De nombreuses personnes, notamment dans la population active, sont en dette chronique de sommeil. Leur temps de sommeil moyen est inférieur à ce dont ils auraient besoin et ils accumulent au fil de la semaine une « dette » de sommeil. Quels effets peut avoir cette dette chronique de sommeil sur leurs capacités intellectuelles ? De précédents travaux ont montré l’existence d’une vulnérabilité attentionnelle, associée aux polymorphismes de certains récepteurs. Mais l’existence d’une vulnérabilité à une dette chronique de sommeil, en fonction des processus cognitifs engagés, reste toutefois incertaine.
Une équipe parisienne (Roco-Paixao L. et coll.) a mené une expérience sur 12 personnes âgées de 20 à 36 ans privées de sommeil selon un protocole précis. Après 2 nuits de sommeil normal, les sujets se voyaient contraints de restreindre leur temps de sommeil pendant 7 nuits, puis bénéficiaient de 5 nuits de récupération. Ils étaient soumis à des tests cognitifs, PVT (test de vigilance psychomotrice) et Go-noGo (testant la réponse/inhibition à certains stimuli) et de maintien de l’éveil à plusieurs étapes du protocole.
Pas de doute: la dette chronique de sommeil altère les processus cognitifs. Le nombre de réponses manquées au test PVT passe de 4 après une nuit de restriction de sommeil à 8 à la fin de la semaine de privation, alors que le pourcentage d’erreurs au Go-noGo passe de 4 % à 8 %. Le test de maintien de l’éveil, quant à lui, montre une diminution du temps de latence, passant de 34,3 minutes au 4è jour de privation à 28,7 minutes au 7ème jour. Après la phase de récupération, le taux de « manqués » reste encore élevé pendant 2 jours au PVT et les erreurs persistent au Go-noGo pendant 3 jours. Le temps de latence à l’endormissement reste diminué pendant 2 jours.
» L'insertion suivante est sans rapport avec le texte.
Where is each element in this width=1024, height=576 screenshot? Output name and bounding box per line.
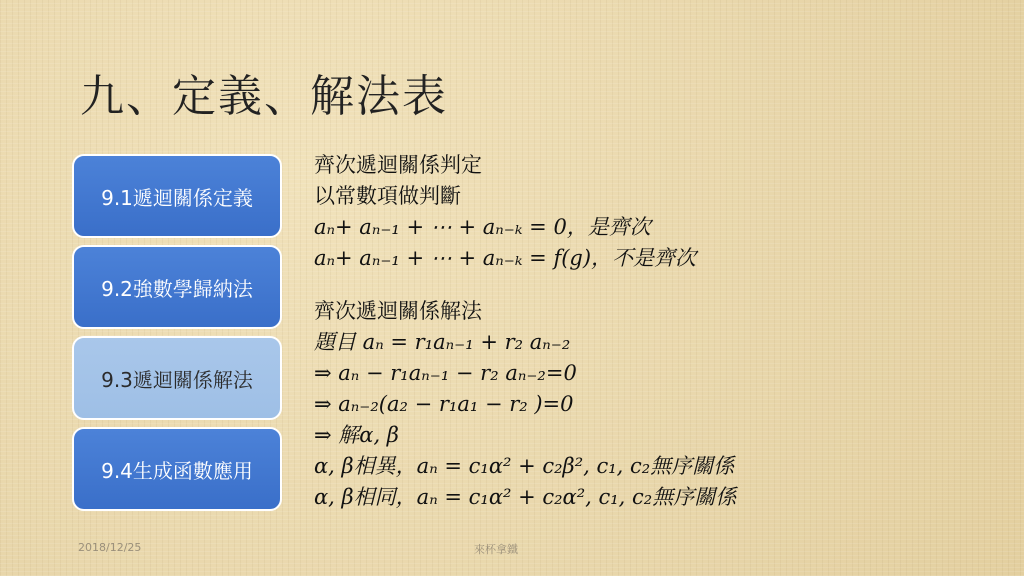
nav-item-9-2[interactable]: 9.2強數學歸納法 bbox=[72, 245, 282, 329]
nav-item-9-4[interactable]: 9.4生成函數應用 bbox=[72, 427, 282, 511]
footer-date: 2018/12/25 bbox=[78, 541, 142, 554]
content-line: 以常數項做判斷 bbox=[314, 184, 461, 208]
equation-line: α, β相同，aₙ = c₁α² + c₂α², c₁, c₂無序關係 bbox=[314, 485, 737, 509]
slide-title: 九、定義、解法表 bbox=[80, 71, 448, 122]
equation-line: aₙ+ aₙ₋₁ + ⋯ + aₙ₋ₖ = f(g)，不是齊次 bbox=[314, 246, 697, 270]
content-area bbox=[314, 150, 994, 513]
spacer bbox=[314, 274, 994, 296]
homogeneous-determination-block bbox=[314, 150, 994, 274]
content-line: 齊次遞迴關係判定 bbox=[314, 153, 482, 177]
footer-author: 來杯拿鐵 bbox=[474, 543, 518, 556]
section-nav bbox=[72, 154, 282, 518]
equation-line: ⇒ aₙ₋₂(a₂ − r₁a₁ − r₂ )=0 bbox=[314, 392, 574, 416]
equation-line: ⇒ aₙ − r₁aₙ₋₁ − r₂ aₙ₋₂=0 bbox=[314, 361, 577, 385]
equation-line: α, β相異，aₙ = c₁α² + c₂β², c₁, c₂無序關係 bbox=[314, 454, 735, 478]
equation-line: aₙ+ aₙ₋₁ + ⋯ + aₙ₋ₖ = 0，是齊次 bbox=[314, 215, 651, 239]
homogeneous-solution-block bbox=[314, 296, 994, 513]
nav-item-9-1[interactable]: 9.1遞迴關係定義 bbox=[72, 154, 282, 238]
equation-line: ⇒ 解α, β bbox=[314, 423, 399, 447]
equation-line: 題目 aₙ = r₁aₙ₋₁ + r₂ aₙ₋₂ bbox=[314, 330, 571, 354]
content-line: 齊次遞迴關係解法 bbox=[314, 299, 482, 323]
nav-item-9-3[interactable]: 9.3遞迴關係解法 bbox=[72, 336, 282, 420]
Mais des variations apparaissent si l’on regarde les résultats de manière plus attentive, révélant que la dette de sommeil a des effets différents selon le processus cognitif mis en œuvre. Ainsi, le processus attentionnel est altéré de façon différente selon le moment de la journée, avec un effet matin/soir révélé seulement au PVT. Des variations individuelles apparaissent aussi nettement, révélant l’existence de sujets « vulnérables » et d’autres « résistants». Les manqués au PVT allant de 15±5 pour les vulnérables à 2±1 pour les résistants, et les erreurs au Go-noGo allant de 13±1 à 3±1 selon que le sujet est vulnérable ou résistant. Les auteurs précisent que seuls les sujets vulnérables ont une latence d’endormissement corrélée aux erreurs réalisés dans les tests et ils suggèrent que la vulnérabilité cognitive à une dette de sommeil pourrait être liée aux capacités actives de maintien de l’éveil de chaque individu.